I have seen a product getting killed by trying to resolve technical debt. The refactor took nine months and in the end didn't work better.
I am a big fan of constant refactoring on a small scale but I am very skeptical of large refactoring of a whole project. You may end up with something that's just different but not really better.
I've had the opposite happen every time the team I've been on decided to refactor a large portion (or even the entire code base). Every time, what was a source of constant bugs (i.e., X bugs per week, every week, never lessening), became tractable and moved to stable post the rewrite (X bugs first week, .7x bugs second week, etc, until finally we're encountering the odd bug only once every few months, if at all).
I'm not sure what the differentiator is. I'd be curious if others have ideas. I think part of it is that in both cases it was a small team, who caught the issues early enough that it hadn't gotten too bad yet, but late enough that the right direction to move in was clear.
I was talking about enterprise projects that had had years of development, always changing personnel and had to follow complex and changing business rules. These tend to be ugly and difficult to work with after a few years of development. In my view the only way to deal with these is to break them down into smaller components and then refactor. But that turns then into a political issue because the managers (and a lot of developers) don't see the need.
Yeah, I could see that. I've been in those environments too; I have no data points from that, because getting the okay to refactor was so hard it never happened while I was on the team (I'd been on projects that claimed to have refactored the code, but then it was mixed as to whether people claimed it was a success or a waste).

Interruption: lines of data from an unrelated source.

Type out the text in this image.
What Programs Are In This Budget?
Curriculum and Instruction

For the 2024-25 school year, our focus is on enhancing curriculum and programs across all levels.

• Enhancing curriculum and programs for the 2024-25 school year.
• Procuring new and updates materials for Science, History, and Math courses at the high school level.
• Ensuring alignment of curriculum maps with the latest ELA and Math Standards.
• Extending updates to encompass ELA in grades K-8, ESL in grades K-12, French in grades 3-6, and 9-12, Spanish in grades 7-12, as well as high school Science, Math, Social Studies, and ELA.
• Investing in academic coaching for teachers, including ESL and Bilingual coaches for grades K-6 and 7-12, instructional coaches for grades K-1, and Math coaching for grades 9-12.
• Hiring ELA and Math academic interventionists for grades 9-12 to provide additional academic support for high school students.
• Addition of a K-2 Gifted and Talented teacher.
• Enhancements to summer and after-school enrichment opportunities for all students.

I always tell the younger guys not to try to get an explicit OK to refactor but just add 20% to all estimates and use that for continuous refactoring without asking. It's just a regular part of professional work like writing code, pull requests and testing. This also has the advantage that refactors are relatively small so you can rollback if it turns out that the idea for the refactor was wrong (yes, this happens:-) ).
Even single man-month long "refactors" are something I'm wary of. Smaller changes are easier to test, easier to review, easier to merge, easier to verify are actually improving the state of things and heading in the right direction, easier to pause when your priorities unexpectedly shift midway through cleanup without leaving a terrible mess...
I'm okay with the occasional week-long rewrite of a subsystem, but usually only after I've spent some time coming to grips with exactly why the old one is terrible and have a firm grip of exactly how the new one will be better.
I am a big fan of constant refactoring on a small scale but I am very skeptical of large refactoring of a whole project. You may end up with something that's just different but not really better.